List of all valid states in the environment:

>>> env2.get_states()
[State(r=0, c=0), State(r=0, c=1)]

List of all actions that can be performed in some state of the environment:

>>> env2.get_action_space()
[<Action.UP: 0>, <Action.RIGHT: 1>, <Action.DOWN: 2>, <Action.LEFT: 3>]

A randomly selected action may also be useful:

>>> env2.sample_action()  # The result can be any of the possible actions.
<Action.UP: 0>

The step method attempts to perform the selected action in the environment:

>>> env2.step(env2.sample_action())
Traceback (most recent call last):
  File "<stdin>", line 1, in <module>
  File "...\kuimaze2\rl.py", line 60, in step
    raise NeedsResetError(
kuimaze2.exceptions.NeedsResetError: RLProblem: Episode terminated. You must call reset() first.
As you can see, before the first use of the step() method, you need to reset the environment.
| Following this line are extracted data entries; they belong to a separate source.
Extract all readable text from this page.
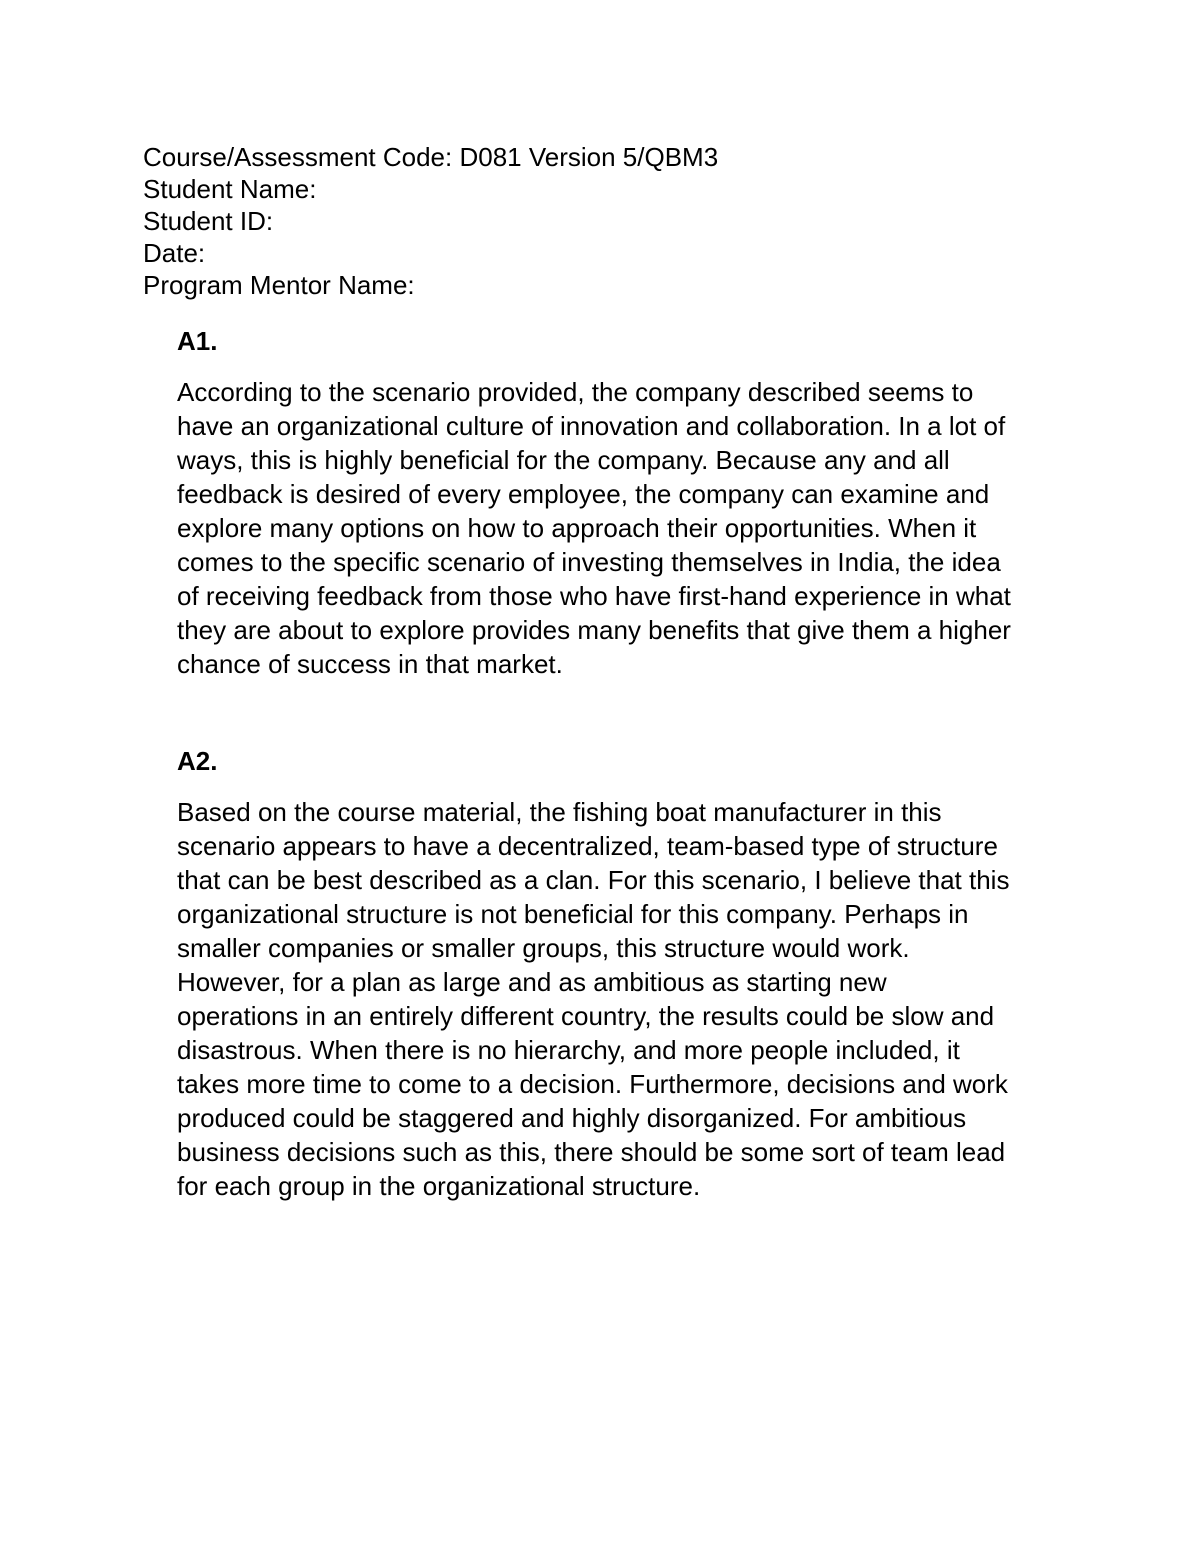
Course/Assessment Code: D081 Version 5/QBM3
Student Name:
Student ID:
Date:
Program Mentor Name:
A1.
According to the scenario provided, the company described seems to
have an organizational culture of innovation and collaboration. In a lot of
ways, this is highly beneficial for the company. Because any and all
feedback is desired of every employee, the company can examine and
explore many options on how to approach their opportunities. When it
comes to the specific scenario of investing themselves in India, the idea
of receiving feedback from those who have first-hand experience in what
they are about to explore provides many benefits that give them a higher
chance of success in that market.
A2.
Based on the course material, the fishing boat manufacturer in this
scenario appears to have a decentralized, team-based type of structure
that can be best described as a clan. For this scenario, I believe that this
organizational structure is not beneficial for this company. Perhaps in
smaller companies or smaller groups, this structure would work.
However, for a plan as large and as ambitious as starting new
operations in an entirely different country, the results could be slow and
disastrous. When there is no hierarchy, and more people included, it
takes more time to come to a decision. Furthermore, decisions and work
produced could be staggered and highly disorganized. For ambitious
business decisions such as this, there should be some sort of team lead
for each group in the organizational structure.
Calling the reset() method will return the initial state of the agent for the given episode:

>>> state = env2.reset()
>>> state
State(r=0, c=0)

Now we can call the step() method:

>>> action = env2.sample_action()
>>> action
<Action.DOWN: 2>
>>> new_state, reward, episode_finished = env2.step(action)
>>> new_state
State(r=0, c=0)
>>> reward
-0.04
>>> episode_finished
False
We tried to perform the Action.DOWN action, but we probably hit a wall, because the new state new_state is identical to the original one. We received an immediate reward of -0.04 for performing the action and we see that the episode has not ended, we can continue.
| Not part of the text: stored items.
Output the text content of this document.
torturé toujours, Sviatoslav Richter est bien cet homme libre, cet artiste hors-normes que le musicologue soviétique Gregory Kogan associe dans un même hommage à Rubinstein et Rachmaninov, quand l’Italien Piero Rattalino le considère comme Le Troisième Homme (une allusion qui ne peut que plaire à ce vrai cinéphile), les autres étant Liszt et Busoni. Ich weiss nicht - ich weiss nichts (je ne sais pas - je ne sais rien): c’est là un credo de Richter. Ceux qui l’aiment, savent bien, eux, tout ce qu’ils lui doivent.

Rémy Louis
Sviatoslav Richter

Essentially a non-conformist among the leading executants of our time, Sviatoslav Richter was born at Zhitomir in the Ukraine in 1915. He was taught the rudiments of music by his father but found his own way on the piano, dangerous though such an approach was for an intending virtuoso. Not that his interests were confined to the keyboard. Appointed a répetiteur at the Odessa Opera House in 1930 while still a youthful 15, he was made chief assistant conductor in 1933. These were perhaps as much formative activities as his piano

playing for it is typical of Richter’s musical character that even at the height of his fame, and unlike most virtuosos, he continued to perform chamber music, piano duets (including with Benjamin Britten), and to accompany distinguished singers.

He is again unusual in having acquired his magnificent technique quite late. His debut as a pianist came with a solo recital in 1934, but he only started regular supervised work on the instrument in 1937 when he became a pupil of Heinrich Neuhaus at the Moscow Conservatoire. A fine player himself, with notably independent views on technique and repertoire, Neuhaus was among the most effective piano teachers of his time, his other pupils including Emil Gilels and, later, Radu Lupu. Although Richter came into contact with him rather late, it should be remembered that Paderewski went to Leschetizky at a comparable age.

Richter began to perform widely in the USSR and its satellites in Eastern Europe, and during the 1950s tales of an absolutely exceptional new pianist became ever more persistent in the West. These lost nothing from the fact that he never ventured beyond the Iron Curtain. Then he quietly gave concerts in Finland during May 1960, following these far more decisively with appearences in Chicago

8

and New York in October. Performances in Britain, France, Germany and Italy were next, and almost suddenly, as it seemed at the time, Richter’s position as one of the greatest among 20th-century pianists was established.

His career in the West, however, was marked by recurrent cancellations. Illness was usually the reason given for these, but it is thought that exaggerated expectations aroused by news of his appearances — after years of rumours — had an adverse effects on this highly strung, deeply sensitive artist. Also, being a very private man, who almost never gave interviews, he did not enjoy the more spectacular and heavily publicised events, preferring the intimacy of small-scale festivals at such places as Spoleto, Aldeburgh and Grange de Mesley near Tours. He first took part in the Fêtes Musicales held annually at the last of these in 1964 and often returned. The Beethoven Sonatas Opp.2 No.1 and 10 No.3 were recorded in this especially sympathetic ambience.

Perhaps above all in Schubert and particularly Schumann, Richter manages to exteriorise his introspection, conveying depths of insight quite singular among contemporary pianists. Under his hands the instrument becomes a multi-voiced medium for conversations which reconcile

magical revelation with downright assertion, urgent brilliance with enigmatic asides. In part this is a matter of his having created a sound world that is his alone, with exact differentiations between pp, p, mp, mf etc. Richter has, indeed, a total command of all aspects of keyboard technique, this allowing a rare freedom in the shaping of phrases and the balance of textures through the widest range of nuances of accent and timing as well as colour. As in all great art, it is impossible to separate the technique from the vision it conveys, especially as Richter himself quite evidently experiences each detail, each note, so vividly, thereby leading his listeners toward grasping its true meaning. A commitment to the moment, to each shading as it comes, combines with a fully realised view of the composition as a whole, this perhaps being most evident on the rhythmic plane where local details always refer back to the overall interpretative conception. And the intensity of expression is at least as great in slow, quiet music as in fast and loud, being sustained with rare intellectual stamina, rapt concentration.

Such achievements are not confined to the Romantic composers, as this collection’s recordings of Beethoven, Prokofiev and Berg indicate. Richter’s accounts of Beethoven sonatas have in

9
So let's try to make random steps until the episode ends:

>>> while not episode_finished:
...     action = env2.sample_action()
...     new_state, reward, episode_finished = env2.step(action)
...     print(f"{state=} {action=} {reward=} {new_state=} {episode_finished=}")
...     state = new_state
...
state=State(r=0, c=0) action=<Action.DOWN: 2> reward=-0.04 new_state=State(r=0, c=0) episode_finished=False
state=State(r=0, c=0) action=<Action.RIGHT: 1> reward=-0.04 new_state=State(r=0, c=1) episode_finished=False
state=State(r=0, c=1) action=<Action.UP: 0> reward=1.0 new_state=None episode_finished=True

Another call to the step() method would again throw an exception. The episode ended, we want to start a new one, so we need to call reset() again.